Como não quis pronunciar a palavra Deus, então obrigatória no juramento de colação de grau na universidade Greifswald, ficou sem o diploma. Viajou pela Alemanha, conheceu e se casou com Karoline Töllner, e dessa união nasceram suas duas primeiras filhas. Em maio de 1852, embarcou com a família e com o irmão August, no porto de Hamburgo, com outros imigrantes, chegando a São Francisco do Sul um mês depois.

O passo seguinte foi se instalar na Colônia Dr. Blumenau, ainda incipiente, e ali o grupo ficou provisoriamente alojado na casa do pioneiro colonizador da região. Os dois irmãos adquiriram uma área de terra cada um junto ao ribeirão Garcia, construíram uma casa e começaram a plantar. Ao mesmo tempo, Fritz Müller conheceu as primeiras orquídeas e bromélias e teve contato com insetos e animais que nunca tinha visto, além de índios kaingang e xokleng.

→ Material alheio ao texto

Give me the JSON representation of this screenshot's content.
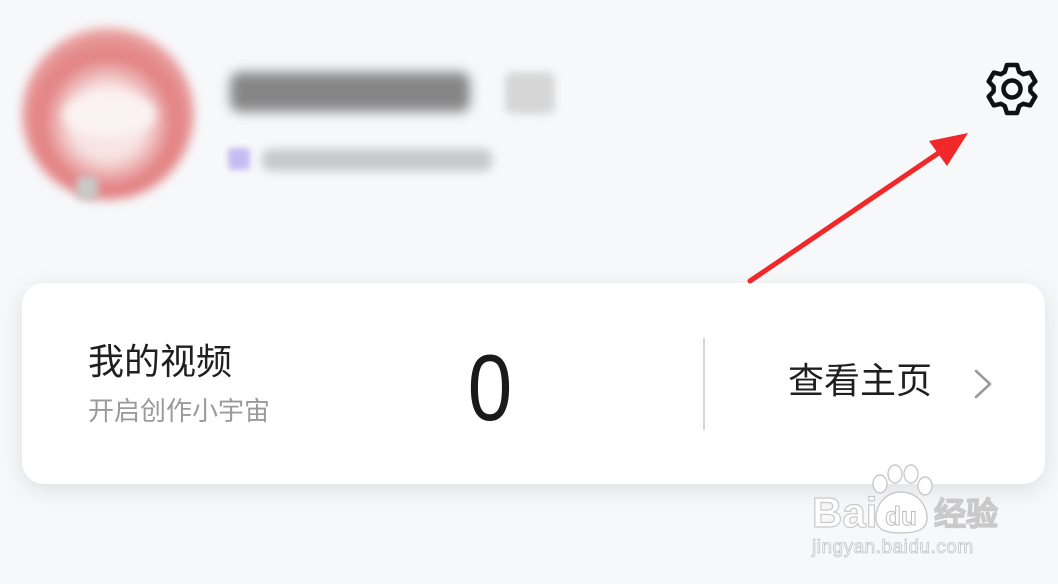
{
  "profile": {
    "avatar_icon": "avatar-icon",
    "badge_icon": "level-badge-icon",
    "vip_icon": "vip-icon"
  },
  "header": {
    "settings_icon": "gear-icon"
  },
  "video_card": {
    "title": "我的视频",
    "subtitle": "开启创作小宇宙",
    "video_count": 0,
    "view_homepage": "查看主页",
    "chevron_icon": "chevron-right-icon"
  },
  "annotation": {
    "arrow_icon": "red-arrow",
    "color": "#f0282a"
  },
  "watermark": {
    "logo_left": "Bai",
    "logo_paw_text": "du",
    "product": "经验",
    "url": "jingyan.baidu.com"
  },
  "colors": {
    "page_background": "#f7f8fa",
    "card_background": "#ffffff",
    "text_primary": "#1f1f1f",
    "text_secondary": "#9a9a9a",
    "divider": "#d6d6d6",
    "avatar_accent": "#e27f80"
  }
}
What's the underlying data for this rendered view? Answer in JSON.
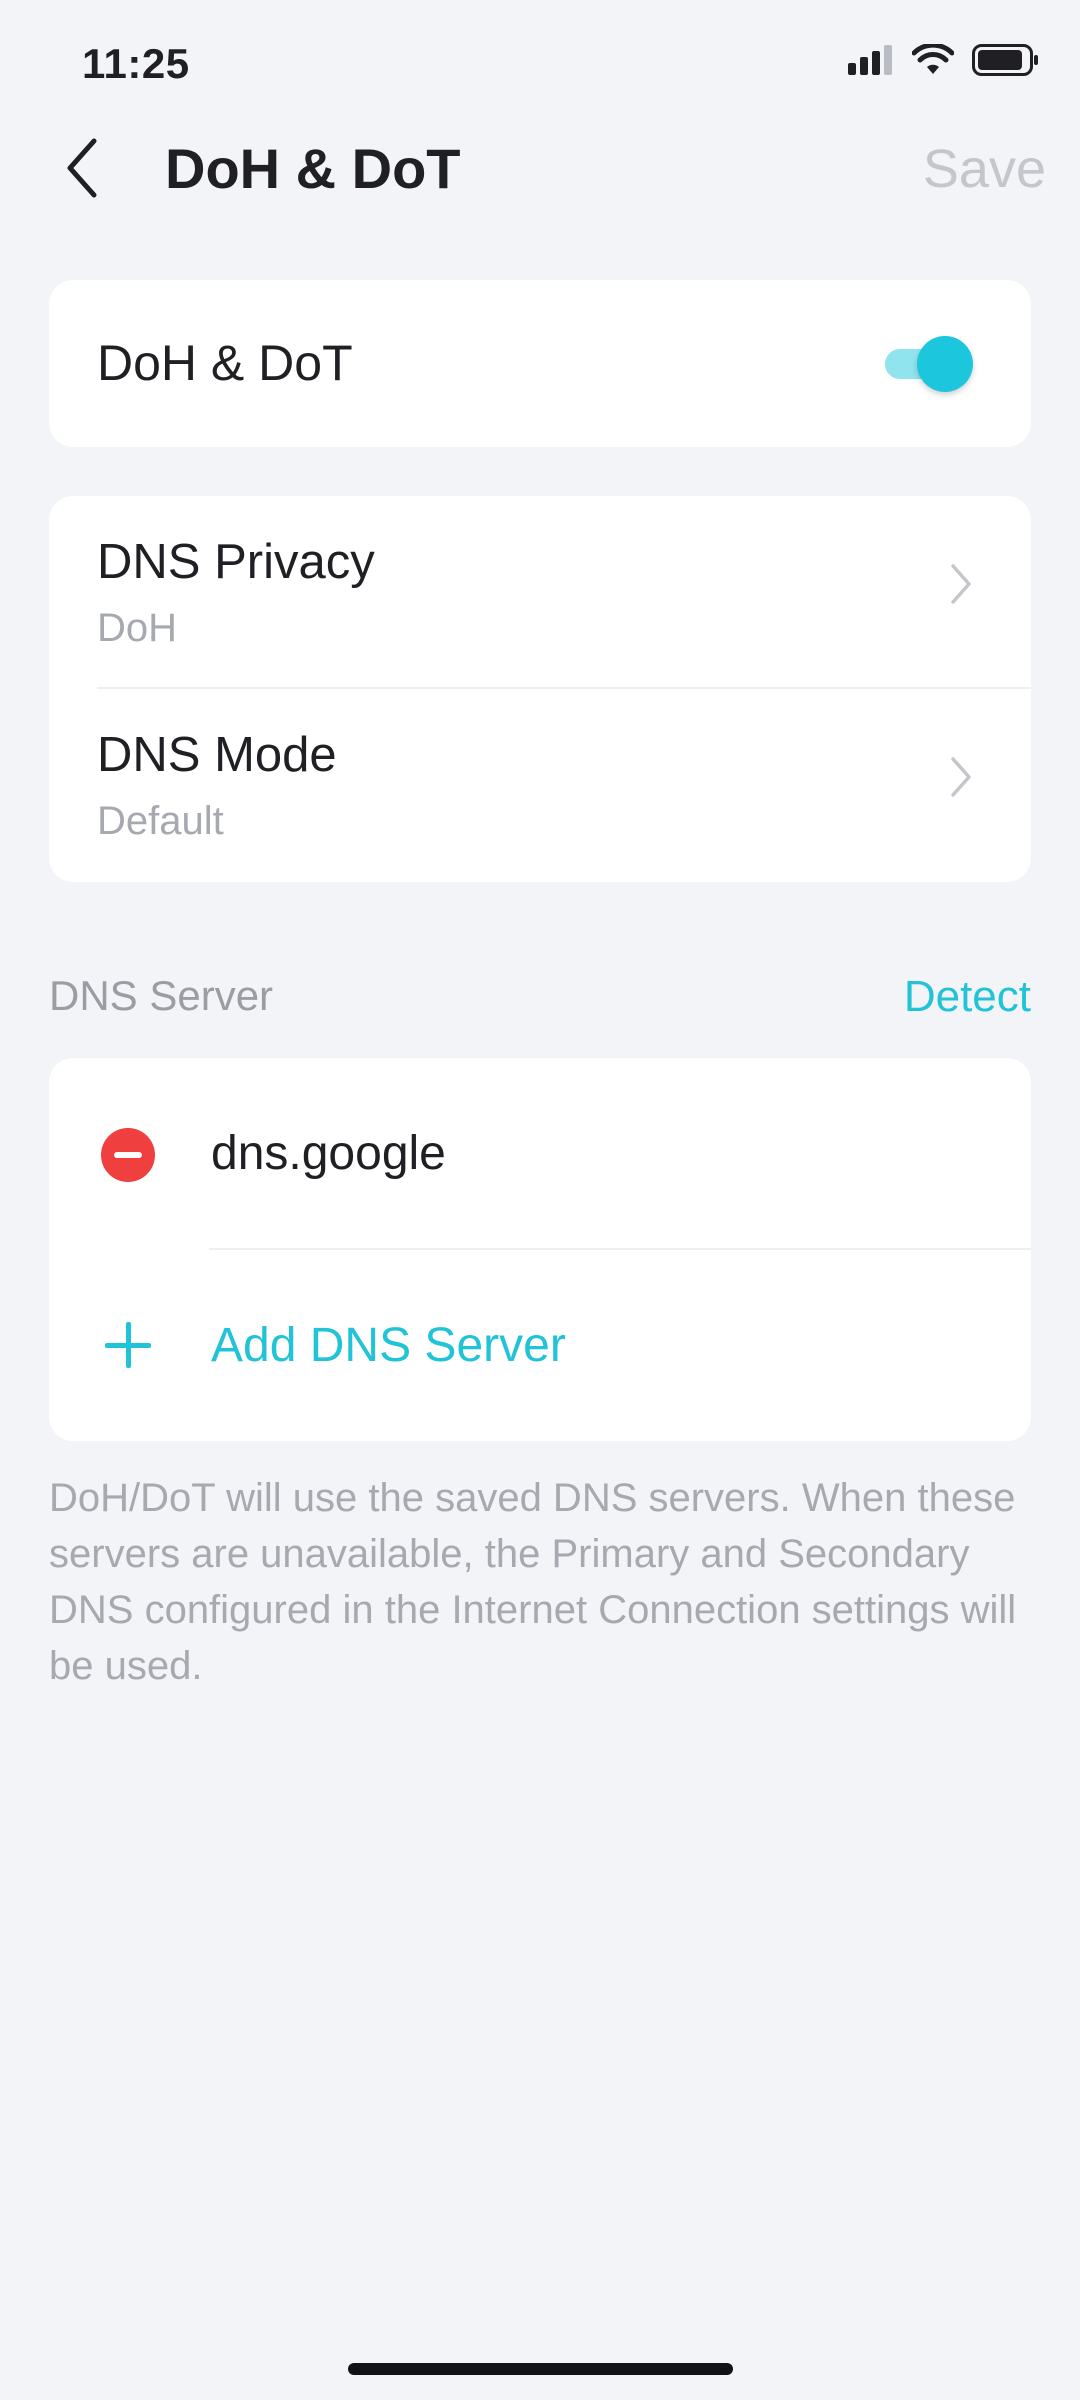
{
  "status_bar": {
    "time": "11:25",
    "icons": [
      "signal-icon",
      "wifi-icon",
      "battery-icon"
    ]
  },
  "header": {
    "title": "DoH & DoT",
    "back_icon": "chevron-left-icon",
    "save_label": "Save"
  },
  "toggle_card": {
    "label": "DoH & DoT",
    "enabled": true
  },
  "settings": {
    "items": [
      {
        "title": "DNS Privacy",
        "value": "DoH"
      },
      {
        "title": "DNS Mode",
        "value": "Default"
      }
    ]
  },
  "dns_server": {
    "section_title": "DNS Server",
    "detect_label": "Detect",
    "servers": [
      {
        "name": "dns.google"
      }
    ],
    "add_label": "Add DNS Server"
  },
  "footnote": "DoH/DoT will use the saved DNS servers. When these servers are unavailable, the Primary and Secondary DNS configured in the Internet Connection settings will be used.",
  "colors": {
    "accent": "#21c3d7",
    "danger": "#ef3f3f",
    "background": "#f3f4f8",
    "card": "#ffffff",
    "muted_text": "#a7a9b0"
  }
}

Moluscos na praia, plantas no Vale

A vinda do naturalista para o Desterro foi em 1853, quando um surto de febre amarela vitimou vários professores secundários e o presidente da província de Santa Catarina, João José Coutinho, obteve a indicação de Hermann Blumenau para contratar Fritz Müller para o colégio público e laico que decidiu criar na cidade. Para dar aulas de matemática e história natural, o cientista se naturalizou brasileiro em novembro de 1856.

Morando fora da área central, na Praia de Fora (atual avenida Beira-Mar Norte), ele aproveitou para realizar as pesquisas com camarões, crustáceos e outros animais marinhos que enriqueceram seus conhecimentos sobre zoologia e ajudaram a confirmar a teoria evolucionista de Charles Darwin.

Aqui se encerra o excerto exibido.